後ろ向きに立つオリアーナの正面には、同級生と思わしき女子生徒が1人向かい合っている。
ただならぬ雰囲気に思わず身をひそめ、校舎の陰からそっと覗いた。
もしこれがいじめなら、現行犯だ。
決定的な証拠を押さえるために耳を澄ませた。
オリアーナと向かい合った女生徒が何か捲し立てているが、聴き取りづらい。
それを遮るようにしてオリアーナが言った。
「だからぁ、そんなこと言われても」
珍しくオリアーナの語調も荒かった。
「しょうがないじゃない。オリアーナが可愛いから好きになるのはオリアーナのせいじゃないの。あなたがもう少し可愛かったら良かったのにね、お気の毒さま」
えっと耳を疑った。
声と後ろ姿は似ているが、これは別人だ。
オリアーナの友人だろうか。
「こっちだって困るの。ちょっと甘えただけで気があるなんて思いこまれちゃ迷惑なの。あんなソバカス縮れ赤毛、恥ずかしくって一緒に歩けやしないわ。オリアーナは第2王子殿下命なんだから邪魔しないでほしいわ。そう言っといてくれる? まあオリアーナがそんな酷いことを言うなんて信じないでしょうけど。あんたのヒガミって思われるでしょうねぇ。ブスって可哀想ね」
おいおいおい、いくら友達を庇うためといえ、言い方が酷すぎるだろ。
この言い合いは止めた方が良さそうだと、校舎の陰から出た。
「ちょっと、あなたたち!」
ばっとこちらを振り返ったのは――……
オリアーナ!?
いやいやいや、本人な訳がない。双子だったか?と脳みそが混乱を極める。
面食らっている私を見て、相手も驚いた顔をした。が、すぐにぱっと表情を明るくした。
「わぁ、メイヴィス様。どうかされたんですかぁ? こんなところでお会いできるなんてびっくりです」
え?
「先日はどうもありがとうございましたぁ。ルーファス王子殿下にもゆっくりお話しできなかったけどお会いできて嬉しかったですって、よろしくお伝えくださいね」
ニッコニコの笑顔で話しかけてくるのは紛れなくオリアーナだ。
上目遣いで可愛らしくて、可愛い声で。いつもと変わらない。
えっ、え? さっきのは聞き間違いか?
と思いたかったが、オリアーナ越しに見えるもう一人の後輩の顔面蒼白を目にして、やはり間違いではないと確信した。

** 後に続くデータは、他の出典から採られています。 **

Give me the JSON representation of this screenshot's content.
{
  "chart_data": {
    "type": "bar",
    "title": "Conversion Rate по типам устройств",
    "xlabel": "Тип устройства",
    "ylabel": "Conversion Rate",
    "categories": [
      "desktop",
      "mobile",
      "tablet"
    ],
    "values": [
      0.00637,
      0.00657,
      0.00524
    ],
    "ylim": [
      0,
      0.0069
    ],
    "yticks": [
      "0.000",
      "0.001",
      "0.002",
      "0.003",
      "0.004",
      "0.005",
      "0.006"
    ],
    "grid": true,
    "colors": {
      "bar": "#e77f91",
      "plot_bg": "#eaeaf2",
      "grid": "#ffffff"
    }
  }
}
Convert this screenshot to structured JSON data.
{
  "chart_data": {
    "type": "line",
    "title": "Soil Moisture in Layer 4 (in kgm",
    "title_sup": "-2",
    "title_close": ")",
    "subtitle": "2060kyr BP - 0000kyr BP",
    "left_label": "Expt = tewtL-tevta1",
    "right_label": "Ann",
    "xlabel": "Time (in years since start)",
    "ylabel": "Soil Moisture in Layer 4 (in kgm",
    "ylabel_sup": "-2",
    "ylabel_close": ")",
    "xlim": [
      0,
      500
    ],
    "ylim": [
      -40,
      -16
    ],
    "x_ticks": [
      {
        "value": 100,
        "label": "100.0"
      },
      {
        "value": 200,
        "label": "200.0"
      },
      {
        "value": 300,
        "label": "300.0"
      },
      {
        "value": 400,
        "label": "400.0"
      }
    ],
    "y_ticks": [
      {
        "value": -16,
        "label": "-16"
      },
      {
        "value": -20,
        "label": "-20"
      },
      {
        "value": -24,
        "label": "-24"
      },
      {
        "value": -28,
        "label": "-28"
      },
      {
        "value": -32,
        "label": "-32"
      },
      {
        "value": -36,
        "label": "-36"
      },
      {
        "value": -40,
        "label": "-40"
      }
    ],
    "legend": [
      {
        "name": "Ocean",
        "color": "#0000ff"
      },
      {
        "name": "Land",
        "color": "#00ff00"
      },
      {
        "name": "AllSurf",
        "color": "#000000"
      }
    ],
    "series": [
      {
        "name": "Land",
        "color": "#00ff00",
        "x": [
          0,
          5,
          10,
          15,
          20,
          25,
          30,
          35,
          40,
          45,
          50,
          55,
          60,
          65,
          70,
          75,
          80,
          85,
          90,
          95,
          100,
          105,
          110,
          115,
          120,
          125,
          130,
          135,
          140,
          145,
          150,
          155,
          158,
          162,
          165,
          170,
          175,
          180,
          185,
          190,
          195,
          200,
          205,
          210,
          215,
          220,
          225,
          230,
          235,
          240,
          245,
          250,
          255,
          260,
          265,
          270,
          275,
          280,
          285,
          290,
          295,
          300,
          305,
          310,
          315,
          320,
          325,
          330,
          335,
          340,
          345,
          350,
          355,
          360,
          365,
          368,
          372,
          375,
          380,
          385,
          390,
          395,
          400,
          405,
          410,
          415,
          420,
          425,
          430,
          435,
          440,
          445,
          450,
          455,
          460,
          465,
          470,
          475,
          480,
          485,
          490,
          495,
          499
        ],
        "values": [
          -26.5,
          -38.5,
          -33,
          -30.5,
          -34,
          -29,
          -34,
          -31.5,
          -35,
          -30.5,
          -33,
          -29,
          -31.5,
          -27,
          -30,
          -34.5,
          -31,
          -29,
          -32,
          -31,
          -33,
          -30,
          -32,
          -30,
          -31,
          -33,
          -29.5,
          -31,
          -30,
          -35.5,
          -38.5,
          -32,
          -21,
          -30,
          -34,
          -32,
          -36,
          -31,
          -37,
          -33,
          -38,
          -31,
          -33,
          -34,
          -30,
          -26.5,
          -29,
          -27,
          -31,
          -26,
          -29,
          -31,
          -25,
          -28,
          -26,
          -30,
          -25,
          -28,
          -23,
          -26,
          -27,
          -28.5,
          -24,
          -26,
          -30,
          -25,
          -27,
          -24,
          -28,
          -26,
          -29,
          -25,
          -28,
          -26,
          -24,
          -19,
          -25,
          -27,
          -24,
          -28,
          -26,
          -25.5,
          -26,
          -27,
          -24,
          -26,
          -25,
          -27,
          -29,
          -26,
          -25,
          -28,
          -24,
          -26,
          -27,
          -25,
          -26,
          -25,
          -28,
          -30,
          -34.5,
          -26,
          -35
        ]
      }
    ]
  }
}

ブスと罵られた彼女は確かにオリアーナに比べて地味な顔立ちで、泣きそうな顔でこちらを見ている。
「何だか揉めているようだけれど……」
「いえ、全然。大丈夫ですし、例えそうでもメイヴィス様には関係ありませんから。この人の婚約者が私を好きになったそうなんですが、そんなの私のせいじゃないですよねぇ。婚約者の気持ちをしっかり繋ぎとめておかないのが悪いんじゃないでしょうか。ねえメイヴィス様。あっ、メイヴィス様なら彼女に的確なアドバイスをして差し上げられますかね。先輩として。余計な忠告するの大好きですもんね?」
誰だこれは。私の知っているオリアーナではない。誰だ。
こんな歪んだ笑顔で、早口で長文を喋れるオリアーナを私は知らない。
人を毒することなど微塵もできないか弱い少女だと思っていたのに。まるで毒アリの針のように、言葉の1つ1つにチクチクと毒を塗り込めている。
唖然としてしまったが、メイヴィスとしての体裁を保つことが優先だ。
私の知っている婚約者は、いかなるときでも冷静で格好良いのだから。
「ええ、そうね。ぜひ彼女にアドバイスをしたいわ。貴女はもう教室へ戻ったらどうかしら、休憩時間ももう終わるわ」
口角をくっと上げて微笑み、有無を言わさぬ調子でそう告げると、オリアーナもニコッと微笑み返した。
その瞬間、急にくらっと目眩がした。その場にしゃがみ込んでしまった。